One of the neat things about the small towns I'm shuffling around in is their online notice boards. Revelstoke has "The Stoke List" which has a pretty simple (and slightly frustrating) layout, but it's absolutely packed with people trying to buy and sell stuff or annoy each other. In Rossland, they have the "Bhubble List" which is much niftier in terms of design and function but doesn't see as much action. I guess Rossland is a fair bit smaller than Revy, so that makes sense.

I've always felt like getting involved with these lists will help me assimilate into the local community, but I've never had anything good to say. I should point out that "Wanted: Room to rent for winter" screams "I'm a visiting tourist and I've come to ruin your pleasant little town." so that doesn't count as something good to say.

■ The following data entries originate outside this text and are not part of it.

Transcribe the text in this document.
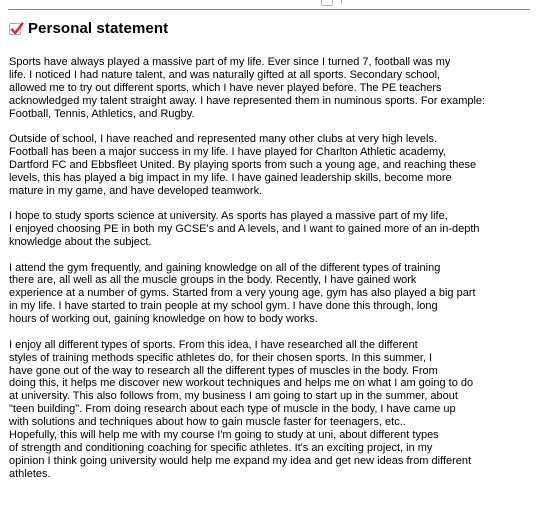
Personal statement

Sports have always played a massive part of my life. Ever since I turned 7, football was my
life. I noticed I had nature talent, and was naturally gifted at all sports. Secondary school,
allowed me to try out different sports, which I have never played before. The PE teachers
acknowledged my talent straight away. I have represented them in numinous sports. For example:
Football, Tennis, Athletics, and Rugby.

Outside of school, I have reached and represented many other clubs at very high levels.
Football has been a major success in my life. I have played for Charlton Athletic academy,
Dartford FC and Ebbsfleet United. By playing sports from such a young age, and reaching these
levels, this has played a big impact in my life. I have gained leadership skills, become more
mature in my game, and have developed teamwork.

I hope to study sports science at university. As sports has played a massive part of my life,
I enjoyed choosing PE in both my GCSE's and A levels, and I want to gained more of an in-depth
knowledge about the subject.

I attend the gym frequently, and gaining knowledge on all of the different types of training
there are, all well as all the muscle groups in the body. Recently, I have gained work
experience at a number of gyms. Started from a very young age, gym has also played a big part
in my life. I have started to train people at my school gym. I have done this through, long
hours of working out, gaining knowledge on how to body works.

I enjoy all different types of sports. From this idea, I have researched all the different
styles of training methods specific athletes do, for their chosen sports. In this summer, I
have gone out of the way to research all the different types of muscles in the body. From
doing this, it helps me discover new workout techniques and helps me on what I am going to do
at university. This also follows from, my business I am going to start up in the summer, about
"teen building". From doing research about each type of muscle in the body, I have came up
with solutions and techniques about how to gain muscle faster for teenagers, etc..
Hopefully, this will help me with my course I'm going to study at uni, about different types
of strength and conditioning coaching for specific athletes. It's an exciting project, in my
opinion I think going university would help me expand my idea and get new ideas from different
athletes.
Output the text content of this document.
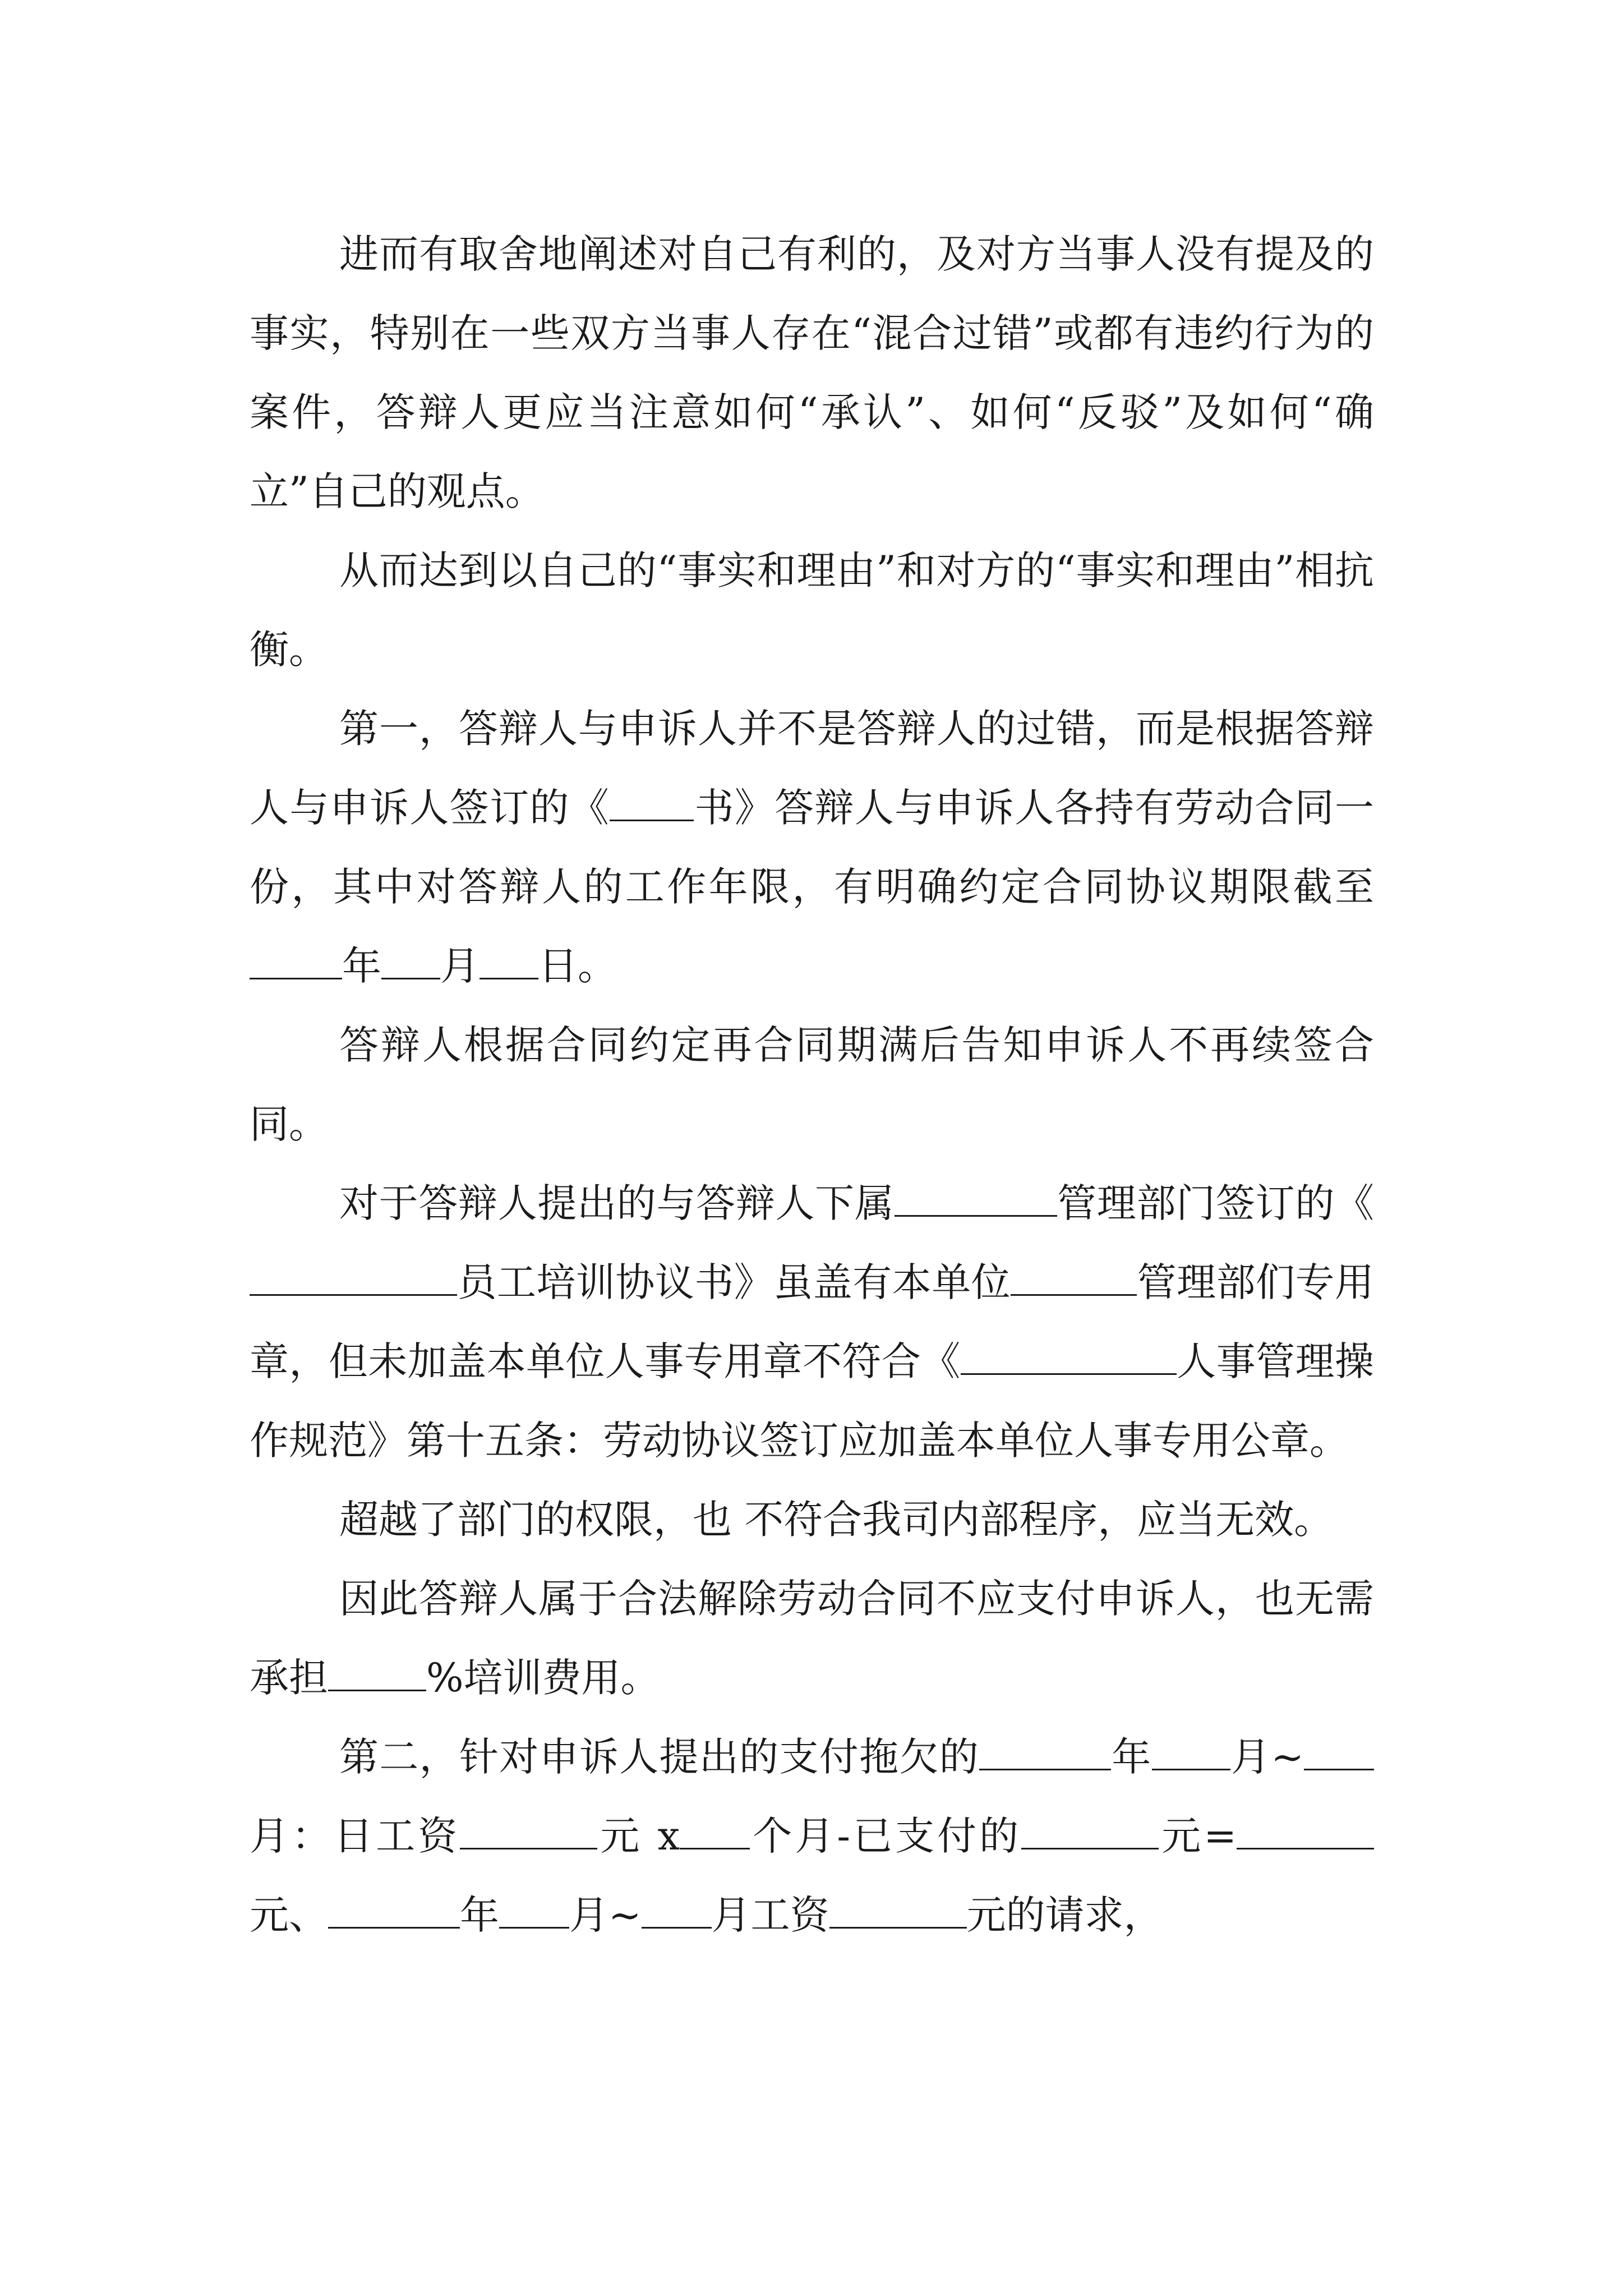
进而有取舍地阐述对自己有利的，及对方当事人没有提及的事实，特别在一些双方当事人存在“混合过错”或都有违约行为的案件，答辩人更应当注意如何“承认”、如何“反驳”及如何“确立”自己的观点。

从而达到以自己的“事实和理由”和对方的“事实和理由”相抗衡。

第一，答辩人与申诉人并不是答辩人的过错，而是根据答辩人与申诉人签订的《 书》答辩人与申诉人各持有劳动合同一份，其中对答辩人的工作年限，有明确约定合同协议期限截至年 月 日。

答辩人根据合同约定再合同期满后告知申诉人不再续签合同。

对于答辩人提出的与答辩人下属	管理部门签订的《员工培训协议书》虽盖有本单位	管理部们专用章，但未加盖本单位人事专用章不符合《	人事管理操作规范》第十五条：劳动协议签订应加盖本单位人事专用公章。

超越了部门的权限，也 不符合我司内部程序，应当无效。

因此答辩人属于合法解除劳动合同不应支付申诉人，也无需承担	%培训费用。

第二，针对申诉人提出的支付拖欠的	年 月~月：日工资	元 x 个月-已支付的	元=元、	年 月~ 月工资	元的请求，
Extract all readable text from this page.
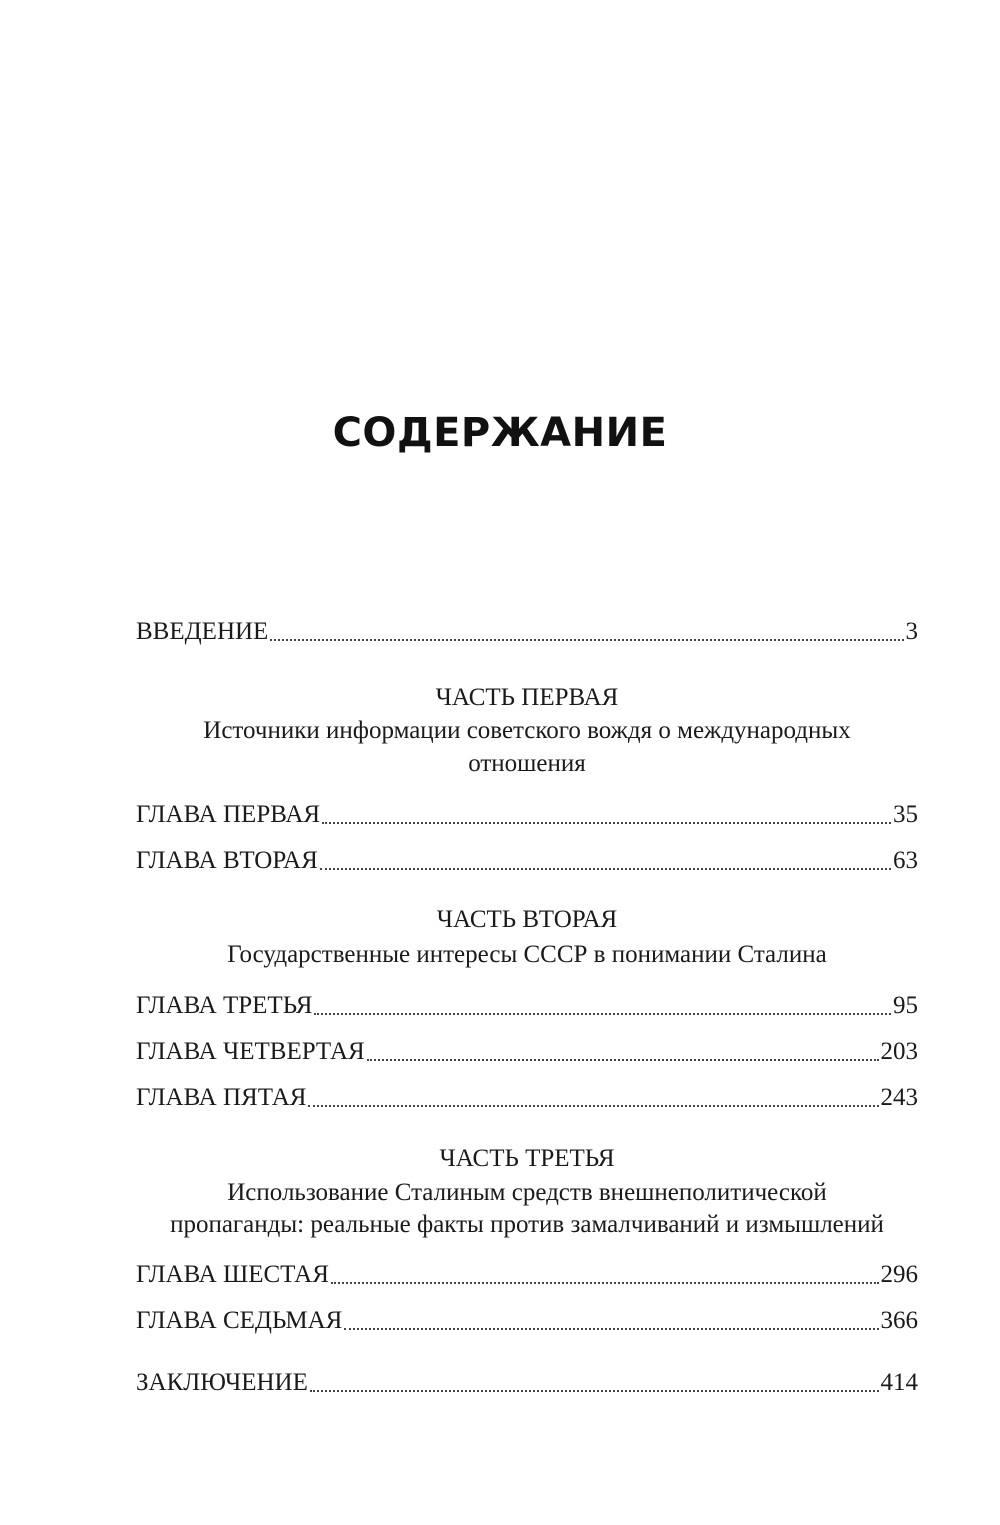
СОДЕРЖАНИЕ
ВВЕДЕНИЕ	3
ЧАСТЬ ПЕРВАЯ
Источники информации советского вождя о международных
отношения
ГЛАВА ПЕРВАЯ	35
ГЛАВА ВТОРАЯ	63
ЧАСТЬ ВТОРАЯ
Государственные интересы СССР в понимании Сталина
ГЛАВА ТРЕТЬЯ	95
ГЛАВА ЧЕТВЕРТАЯ	203
ГЛАВА ПЯТАЯ	243
ЧАСТЬ ТРЕТЬЯ
Использование Сталиным средств внешнеполитической
пропаганды: реальные факты против замалчиваний и измышлений
ГЛАВА ШЕСТАЯ	296
ГЛАВА СЕДЬМАЯ	366
ЗАКЛЮЧЕНИЕ	414
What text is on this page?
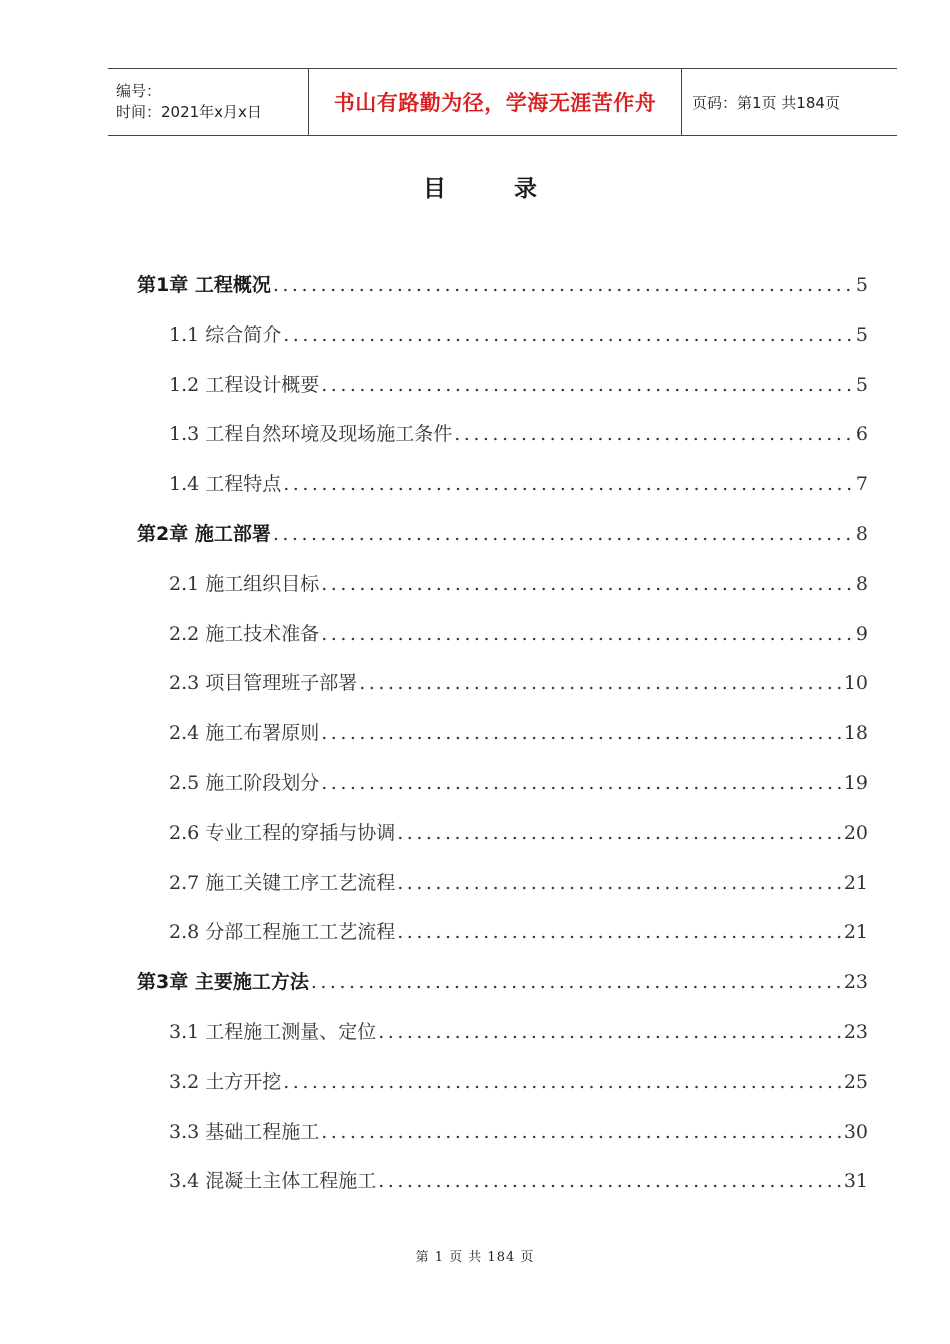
编号：
时间：2021年x月x日	书山有路勤为径，学海无涯苦作舟 页码：第1页 共184页
目 录
第1章 工程概况 .....	5
1.1 综合简介 .....	5
1.2 工程设计概要 .....	5
1.3 工程自然环境及现场施工条件 .....	6
1.4 工程特点 .....	7
第2章 施工部署 .....	8
2.1 施工组织目标 .....	8
2.2 施工技术准备 .....	9
2.3 项目管理班子部署 .....	10
2.4 施工布署原则 .....	18
2.5 施工阶段划分 .....	19
2.6 专业工程的穿插与协调 .....	20
2.7 施工关键工序工艺流程 .....	21
2.8 分部工程施工工艺流程 .....	21
第3章 主要施工方法 .....	23
3.1 工程施工测量、定位 .....	23
3.2 土方开挖 .....	25
3.3 基础工程施工 .....	30
3.4 混凝土主体工程施工 .....	31
第 1 页 共 184 页
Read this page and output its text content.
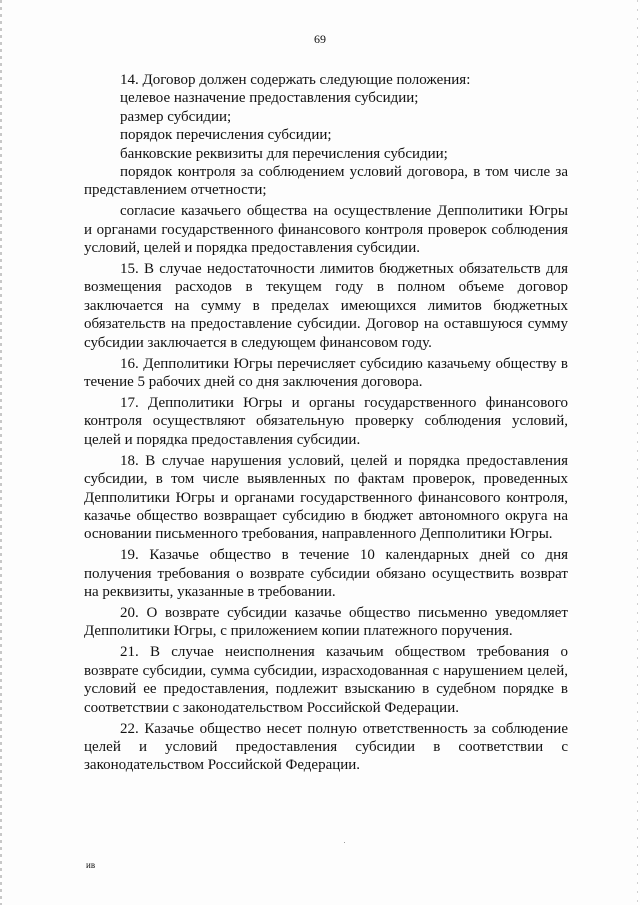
69
14. Договор должен содержать следующие положения:
целевое назначение предоставления субсидии;
размер субсидии;
порядок перечисления субсидии;
банковские реквизиты для перечисления субсидии;
порядок контроля за соблюдением условий договора, в том числе за
представлением отчетности;
согласие казачьего общества на осуществление Депполитики Югры
и органами государственного финансового контроля проверок соблюдения
условий, целей и порядка предоставления субсидии.
15. В случае недостаточности лимитов бюджетных обязательств для
возмещения расходов в текущем году в полном объеме договор
заключается на сумму в пределах имеющихся лимитов бюджетных
обязательств на предоставление субсидии. Договор на оставшуюся сумму
субсидии заключается в следующем финансовом году.
16. Депполитики Югры перечисляет субсидию казачьему обществу в
течение 5 рабочих дней со дня заключения договора.
17. Депполитики Югры и органы государственного финансового
контроля осуществляют обязательную проверку соблюдения условий,
целей и порядка предоставления субсидии.
18. В случае нарушения условий, целей и порядка предоставления
субсидии, в том числе выявленных по фактам проверок, проведенных
Депполитики Югры и органами государственного финансового контроля,
казачье общество возвращает субсидию в бюджет автономного округа на
основании письменного требования, направленного Депполитики Югры.
19. Казачье общество в течение 10 календарных дней со дня
получения требования о возврате субсидии обязано осуществить возврат
на реквизиты, указанные в требовании.
20. О возврате субсидии казачье общество письменно уведомляет
Депполитики Югры, с приложением копии платежного поручения.
21. В случае неисполнения казачьим обществом требования о
возврате субсидии, сумма субсидии, израсходованная с нарушением целей,
условий ее предоставления, подлежит взысканию в судебном порядке в
соответствии с законодательством Российской Федерации.
22. Казачье общество несет полную ответственность за соблюдение
целей и условий предоставления субсидии в соответствии с
законодательством Российской Федерации.
ив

Fortunately, as part of some work that I'm doing at the hostel in Rossland in exchange for free accommodation, I've finally found something worth posting. You see, one of the rooms at the hostel is notorious for having local youths sneak in through the window and sleep the night without paying. It's very very quiet here outside of the ski season and it's no suprise that people get away with this pretty regularly. It turns out that I've been treated to an extra special variant of this ruse, because recently it appears that not one but TWO local youths snuck through the window, and they did more in the bed than just sleep. My suspicions were first aroused that some bedroom gymnastics had occurred when, after washing the sheets from that room (I'm currently washing and remaking all the beds here, since I'm the only guest) a pair of impractical women's underpants fell from the newly cleaned laundry. A more detailed examination of the room provided other fairly convincing clues to confirm my suspicions.

All this presented me with an excellent opportunity. Someone had lost something (their undies) and I could use the Bhubble list to reunite them with their forgotten G-string. And, in so doing, I could helpfully point out that usually people who stay overnight at hostels are encouraged to pay for that priveledge. Yes, I can assure you that the light of righteousness shone from my eyes and the fire of justice burned in my laptop as I prepared to enter into Rossland's finest online forum.

Behold! I have posted on the Bhubble List!

As an aside, it baffles me that women bother to wear underwear like this. It clearly lacks the structural integrity to perform any kind of standard underwear functions. It also looks pretty damn uncomfortable (and before you ask, I haven't tried them on and won't because they're way too small). As mentioned in my lost and found notice, I suspect that the same function could be served by simply drawing one blue triange below your belly-button and another just above your bum crack.

As a further aside, this is the second pair of leopard print undies that have randomly turned up on my travels (look carefully at the photo - there's a section of leopard print across the top at the front). Is this a sign?